Editor’s note: This article includes CLASP estimates on child care relief funding each state, D.C., and Puerto Rico will receive of the $39 billion included in the American Rescue Plan Act (ARP Act)

For decades, our country has had a child care crisis fraught with inequitable access for communities of color, unaffordable care for far too many families, poverty-level wages for early educators, and razorthin margins for providers. This long-term crisis has been exacerbated by the devastating, inequitable impacts of COVID-19. [1] And it has pushed the child care and early learning sector to the brink of collapse.

Now, thanks to passage of the American Rescue Plan Act of 2021, the child care sector will receive a total of more than $50 billion in direct relief funding. This bill, based on President Biden’s bold American Rescue Plan, provides $39 billion in desperately needed child care relief funding. This builds on critical down payments on relief from the Coronavirus Aid, Relief, and Economic Security Act (CARES) Act and the Consolidated Appropriations Act, 2021 [2] to finally deliver on the promise of at least $50 billion in total to support the children, families, and early educators who rely on and support the child care and early learning industry.[3]

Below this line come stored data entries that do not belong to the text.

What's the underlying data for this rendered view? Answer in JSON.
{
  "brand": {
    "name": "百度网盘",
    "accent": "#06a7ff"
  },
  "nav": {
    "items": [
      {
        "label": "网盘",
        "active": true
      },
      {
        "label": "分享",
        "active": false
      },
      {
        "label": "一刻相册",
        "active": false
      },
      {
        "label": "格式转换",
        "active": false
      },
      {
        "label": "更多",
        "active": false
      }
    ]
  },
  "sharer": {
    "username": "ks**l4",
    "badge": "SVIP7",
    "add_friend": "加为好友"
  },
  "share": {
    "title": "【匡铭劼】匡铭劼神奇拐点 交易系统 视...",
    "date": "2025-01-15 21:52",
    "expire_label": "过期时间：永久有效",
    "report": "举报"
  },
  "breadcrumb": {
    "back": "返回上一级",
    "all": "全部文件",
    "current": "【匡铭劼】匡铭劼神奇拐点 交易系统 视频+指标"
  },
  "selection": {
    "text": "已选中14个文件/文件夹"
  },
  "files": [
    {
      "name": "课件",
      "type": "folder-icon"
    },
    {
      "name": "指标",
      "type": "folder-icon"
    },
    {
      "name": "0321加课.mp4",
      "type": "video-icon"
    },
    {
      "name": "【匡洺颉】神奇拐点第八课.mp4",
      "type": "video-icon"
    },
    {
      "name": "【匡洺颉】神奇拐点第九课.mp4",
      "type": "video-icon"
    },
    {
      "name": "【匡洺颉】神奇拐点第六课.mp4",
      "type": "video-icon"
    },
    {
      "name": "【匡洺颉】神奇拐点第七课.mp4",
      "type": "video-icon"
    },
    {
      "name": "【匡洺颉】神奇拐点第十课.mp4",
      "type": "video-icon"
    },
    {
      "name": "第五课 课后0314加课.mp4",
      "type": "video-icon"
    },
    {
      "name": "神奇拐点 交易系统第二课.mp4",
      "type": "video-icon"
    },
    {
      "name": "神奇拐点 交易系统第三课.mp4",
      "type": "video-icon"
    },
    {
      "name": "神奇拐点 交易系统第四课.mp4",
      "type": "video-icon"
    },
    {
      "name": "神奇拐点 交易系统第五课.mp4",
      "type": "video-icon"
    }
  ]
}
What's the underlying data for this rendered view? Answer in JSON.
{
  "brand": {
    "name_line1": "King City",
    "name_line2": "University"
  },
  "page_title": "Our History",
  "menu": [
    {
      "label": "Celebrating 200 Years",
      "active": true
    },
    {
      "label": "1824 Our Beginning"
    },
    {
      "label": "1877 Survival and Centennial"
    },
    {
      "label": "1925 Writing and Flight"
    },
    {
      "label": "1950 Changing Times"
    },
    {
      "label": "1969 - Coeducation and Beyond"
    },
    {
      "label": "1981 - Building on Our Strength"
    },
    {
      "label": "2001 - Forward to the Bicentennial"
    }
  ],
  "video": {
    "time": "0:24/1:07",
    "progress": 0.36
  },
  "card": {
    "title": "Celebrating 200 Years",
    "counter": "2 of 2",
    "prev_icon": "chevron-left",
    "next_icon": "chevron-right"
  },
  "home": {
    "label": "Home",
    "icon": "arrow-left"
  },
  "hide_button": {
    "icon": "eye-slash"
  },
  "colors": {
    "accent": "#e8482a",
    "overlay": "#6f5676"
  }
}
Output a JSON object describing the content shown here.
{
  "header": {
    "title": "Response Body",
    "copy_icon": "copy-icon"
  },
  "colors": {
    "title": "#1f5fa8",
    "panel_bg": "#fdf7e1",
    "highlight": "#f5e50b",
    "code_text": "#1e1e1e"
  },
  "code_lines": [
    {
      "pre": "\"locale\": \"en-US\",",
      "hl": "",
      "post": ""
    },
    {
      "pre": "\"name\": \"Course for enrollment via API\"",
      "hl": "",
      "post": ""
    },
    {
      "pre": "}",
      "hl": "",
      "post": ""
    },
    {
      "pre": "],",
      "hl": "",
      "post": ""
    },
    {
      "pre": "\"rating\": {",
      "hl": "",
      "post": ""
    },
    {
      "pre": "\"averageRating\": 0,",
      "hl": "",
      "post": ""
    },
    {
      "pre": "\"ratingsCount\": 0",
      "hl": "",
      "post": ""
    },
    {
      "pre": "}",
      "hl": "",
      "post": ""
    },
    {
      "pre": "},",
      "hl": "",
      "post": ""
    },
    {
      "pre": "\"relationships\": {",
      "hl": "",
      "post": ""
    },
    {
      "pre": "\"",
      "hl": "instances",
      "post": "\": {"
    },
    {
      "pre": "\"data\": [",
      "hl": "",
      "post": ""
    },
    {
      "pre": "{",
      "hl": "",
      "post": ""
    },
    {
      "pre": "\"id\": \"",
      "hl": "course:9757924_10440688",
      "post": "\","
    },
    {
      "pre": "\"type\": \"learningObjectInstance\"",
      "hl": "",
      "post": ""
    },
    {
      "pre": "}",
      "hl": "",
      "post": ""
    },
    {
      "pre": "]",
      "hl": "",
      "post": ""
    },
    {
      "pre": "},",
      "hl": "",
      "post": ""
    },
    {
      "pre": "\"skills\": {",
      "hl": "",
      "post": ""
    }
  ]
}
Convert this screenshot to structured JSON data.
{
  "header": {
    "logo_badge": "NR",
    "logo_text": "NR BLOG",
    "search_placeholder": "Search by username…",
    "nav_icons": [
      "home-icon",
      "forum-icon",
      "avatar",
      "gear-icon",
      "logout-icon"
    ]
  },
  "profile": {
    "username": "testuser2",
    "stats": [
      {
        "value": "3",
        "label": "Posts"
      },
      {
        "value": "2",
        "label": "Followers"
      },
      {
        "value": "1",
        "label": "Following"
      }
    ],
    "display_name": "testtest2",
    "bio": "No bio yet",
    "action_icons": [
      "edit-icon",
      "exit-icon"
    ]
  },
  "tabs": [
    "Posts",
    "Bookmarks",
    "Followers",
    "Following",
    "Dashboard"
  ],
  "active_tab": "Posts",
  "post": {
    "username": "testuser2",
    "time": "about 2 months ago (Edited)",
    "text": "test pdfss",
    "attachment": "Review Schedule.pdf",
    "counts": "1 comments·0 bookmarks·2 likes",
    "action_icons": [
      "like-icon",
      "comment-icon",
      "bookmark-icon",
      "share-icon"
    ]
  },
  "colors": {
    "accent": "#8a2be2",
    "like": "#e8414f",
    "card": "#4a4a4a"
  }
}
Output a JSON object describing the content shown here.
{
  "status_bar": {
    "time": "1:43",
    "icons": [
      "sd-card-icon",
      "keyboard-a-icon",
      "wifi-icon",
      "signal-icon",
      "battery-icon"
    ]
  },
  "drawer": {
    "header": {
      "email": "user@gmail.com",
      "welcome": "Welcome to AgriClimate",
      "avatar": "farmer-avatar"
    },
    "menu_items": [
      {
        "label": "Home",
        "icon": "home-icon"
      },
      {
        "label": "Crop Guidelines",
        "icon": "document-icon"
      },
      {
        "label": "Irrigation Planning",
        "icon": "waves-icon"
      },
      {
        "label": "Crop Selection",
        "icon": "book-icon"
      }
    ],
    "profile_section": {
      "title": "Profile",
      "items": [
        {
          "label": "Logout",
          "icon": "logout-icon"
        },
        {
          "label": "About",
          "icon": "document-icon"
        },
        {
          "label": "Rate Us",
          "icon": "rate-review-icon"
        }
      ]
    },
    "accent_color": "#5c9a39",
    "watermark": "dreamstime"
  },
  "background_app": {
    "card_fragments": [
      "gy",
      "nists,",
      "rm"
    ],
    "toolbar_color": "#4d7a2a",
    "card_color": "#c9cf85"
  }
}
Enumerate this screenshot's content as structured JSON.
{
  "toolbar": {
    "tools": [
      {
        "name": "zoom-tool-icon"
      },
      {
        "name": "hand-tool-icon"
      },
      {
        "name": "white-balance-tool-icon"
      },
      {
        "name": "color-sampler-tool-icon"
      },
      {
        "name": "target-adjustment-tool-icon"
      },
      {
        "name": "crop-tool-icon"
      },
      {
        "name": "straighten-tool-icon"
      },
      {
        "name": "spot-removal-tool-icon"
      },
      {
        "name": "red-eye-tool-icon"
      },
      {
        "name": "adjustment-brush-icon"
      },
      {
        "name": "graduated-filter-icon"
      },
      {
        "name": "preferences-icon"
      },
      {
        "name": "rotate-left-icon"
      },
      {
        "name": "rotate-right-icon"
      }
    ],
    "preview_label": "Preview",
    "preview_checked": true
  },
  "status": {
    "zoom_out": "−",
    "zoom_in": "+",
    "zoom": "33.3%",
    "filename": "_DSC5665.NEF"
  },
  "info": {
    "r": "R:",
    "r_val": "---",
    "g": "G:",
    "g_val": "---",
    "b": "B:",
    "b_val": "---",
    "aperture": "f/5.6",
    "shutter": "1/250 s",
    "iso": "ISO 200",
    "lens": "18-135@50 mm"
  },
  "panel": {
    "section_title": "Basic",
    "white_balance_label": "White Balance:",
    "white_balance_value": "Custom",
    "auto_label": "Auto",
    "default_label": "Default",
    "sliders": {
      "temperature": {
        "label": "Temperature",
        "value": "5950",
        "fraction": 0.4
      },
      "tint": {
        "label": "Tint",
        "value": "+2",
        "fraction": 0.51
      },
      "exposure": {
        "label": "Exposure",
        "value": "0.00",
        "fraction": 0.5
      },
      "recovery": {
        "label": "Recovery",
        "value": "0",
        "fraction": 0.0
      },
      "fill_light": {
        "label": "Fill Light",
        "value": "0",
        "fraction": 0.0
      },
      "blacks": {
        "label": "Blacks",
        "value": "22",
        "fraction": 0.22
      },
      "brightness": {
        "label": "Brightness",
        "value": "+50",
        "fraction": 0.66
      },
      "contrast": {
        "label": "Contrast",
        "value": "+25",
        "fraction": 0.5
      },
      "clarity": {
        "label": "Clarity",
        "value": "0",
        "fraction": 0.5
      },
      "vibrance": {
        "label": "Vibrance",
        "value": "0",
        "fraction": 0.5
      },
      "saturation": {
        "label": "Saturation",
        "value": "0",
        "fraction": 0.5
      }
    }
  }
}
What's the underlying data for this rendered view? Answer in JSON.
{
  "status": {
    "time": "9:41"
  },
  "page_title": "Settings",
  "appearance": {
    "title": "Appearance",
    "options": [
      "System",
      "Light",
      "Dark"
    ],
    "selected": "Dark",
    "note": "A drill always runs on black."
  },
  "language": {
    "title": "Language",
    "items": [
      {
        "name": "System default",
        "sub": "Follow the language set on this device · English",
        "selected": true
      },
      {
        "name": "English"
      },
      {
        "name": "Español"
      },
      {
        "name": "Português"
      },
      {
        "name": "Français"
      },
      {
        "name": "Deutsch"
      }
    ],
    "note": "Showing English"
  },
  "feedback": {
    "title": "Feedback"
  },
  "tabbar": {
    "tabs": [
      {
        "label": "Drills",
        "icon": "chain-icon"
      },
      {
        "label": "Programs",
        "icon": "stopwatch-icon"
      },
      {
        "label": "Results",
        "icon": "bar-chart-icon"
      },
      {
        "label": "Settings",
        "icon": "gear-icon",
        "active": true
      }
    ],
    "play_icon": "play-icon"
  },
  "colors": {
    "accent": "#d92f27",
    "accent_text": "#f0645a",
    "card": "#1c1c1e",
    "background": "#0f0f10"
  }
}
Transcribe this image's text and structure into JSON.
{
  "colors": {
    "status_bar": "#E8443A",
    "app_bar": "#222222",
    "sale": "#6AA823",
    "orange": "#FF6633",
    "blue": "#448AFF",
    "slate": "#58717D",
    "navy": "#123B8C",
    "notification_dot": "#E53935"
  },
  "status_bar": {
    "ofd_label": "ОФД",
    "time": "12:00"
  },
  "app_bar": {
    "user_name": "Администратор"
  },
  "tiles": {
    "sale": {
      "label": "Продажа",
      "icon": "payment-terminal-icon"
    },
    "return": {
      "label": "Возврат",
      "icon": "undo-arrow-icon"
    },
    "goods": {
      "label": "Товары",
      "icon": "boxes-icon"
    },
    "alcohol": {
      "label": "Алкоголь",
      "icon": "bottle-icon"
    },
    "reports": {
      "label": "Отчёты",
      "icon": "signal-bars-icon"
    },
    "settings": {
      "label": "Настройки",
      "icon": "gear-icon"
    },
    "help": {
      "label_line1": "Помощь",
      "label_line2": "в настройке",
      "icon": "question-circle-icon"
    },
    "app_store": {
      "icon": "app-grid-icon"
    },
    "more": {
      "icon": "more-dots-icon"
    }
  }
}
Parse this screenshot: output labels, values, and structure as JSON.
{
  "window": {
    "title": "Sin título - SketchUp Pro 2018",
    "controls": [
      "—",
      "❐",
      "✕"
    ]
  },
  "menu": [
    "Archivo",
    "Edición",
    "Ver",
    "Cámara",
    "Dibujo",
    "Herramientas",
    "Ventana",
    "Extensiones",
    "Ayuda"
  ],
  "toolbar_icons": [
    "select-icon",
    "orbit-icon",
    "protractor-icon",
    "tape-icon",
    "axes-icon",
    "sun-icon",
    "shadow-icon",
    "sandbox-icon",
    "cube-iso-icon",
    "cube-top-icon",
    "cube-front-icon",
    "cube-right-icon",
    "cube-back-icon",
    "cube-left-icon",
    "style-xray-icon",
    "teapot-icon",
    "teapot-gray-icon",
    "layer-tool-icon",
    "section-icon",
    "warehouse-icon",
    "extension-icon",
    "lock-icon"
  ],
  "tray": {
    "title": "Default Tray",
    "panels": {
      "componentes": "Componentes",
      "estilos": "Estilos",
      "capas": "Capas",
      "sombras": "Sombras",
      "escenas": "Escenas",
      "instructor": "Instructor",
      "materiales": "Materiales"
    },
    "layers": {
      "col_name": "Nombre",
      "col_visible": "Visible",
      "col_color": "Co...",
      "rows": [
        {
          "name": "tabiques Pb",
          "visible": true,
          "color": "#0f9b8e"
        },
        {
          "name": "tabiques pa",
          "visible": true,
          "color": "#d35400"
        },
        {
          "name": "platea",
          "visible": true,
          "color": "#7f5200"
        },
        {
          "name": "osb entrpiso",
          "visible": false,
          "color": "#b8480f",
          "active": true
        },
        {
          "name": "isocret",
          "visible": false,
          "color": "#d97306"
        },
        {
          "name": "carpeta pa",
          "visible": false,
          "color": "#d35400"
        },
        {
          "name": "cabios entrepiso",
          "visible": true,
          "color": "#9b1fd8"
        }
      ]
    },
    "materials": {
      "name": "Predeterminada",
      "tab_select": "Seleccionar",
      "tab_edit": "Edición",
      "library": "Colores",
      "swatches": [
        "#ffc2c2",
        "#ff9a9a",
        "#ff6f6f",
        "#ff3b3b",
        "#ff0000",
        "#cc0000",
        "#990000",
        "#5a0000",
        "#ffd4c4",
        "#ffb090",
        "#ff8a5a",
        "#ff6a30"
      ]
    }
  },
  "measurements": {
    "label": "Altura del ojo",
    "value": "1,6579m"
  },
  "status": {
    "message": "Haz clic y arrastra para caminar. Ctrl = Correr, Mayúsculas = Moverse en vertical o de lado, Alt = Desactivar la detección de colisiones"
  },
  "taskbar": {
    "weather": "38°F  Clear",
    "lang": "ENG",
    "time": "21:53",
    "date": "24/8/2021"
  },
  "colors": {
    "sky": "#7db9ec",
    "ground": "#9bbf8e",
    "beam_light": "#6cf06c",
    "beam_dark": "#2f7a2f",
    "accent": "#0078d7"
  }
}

Of the $39 billion[4] included in the American Rescue Plan Act (ARP Act), nearly $15 billion will provide expanded child care assistance through the Child Care and Development Block Grant (CCDBG) to support families and providers, including supporting the child care needs of essential workers. The remaining nearly $24 billion creates a stabilization fund for eligible child care providers, including those who haven’t previously received funding through CCDBG.[5] Administered by state lead agencies, these funds can support providers who are currently operating or are closed for COVID-related reasons, as well as supply-building activities. These funds can stabilize child care programs by covering a range of expenses such as personnel costs, rent, facility maintenance and improvements, personal protective equipment (PPE) and COVID-related supplies, goods and services needed to resume providing care, mental health supports for children and early educators, and reimbursement of costs associated with the current public health emergency.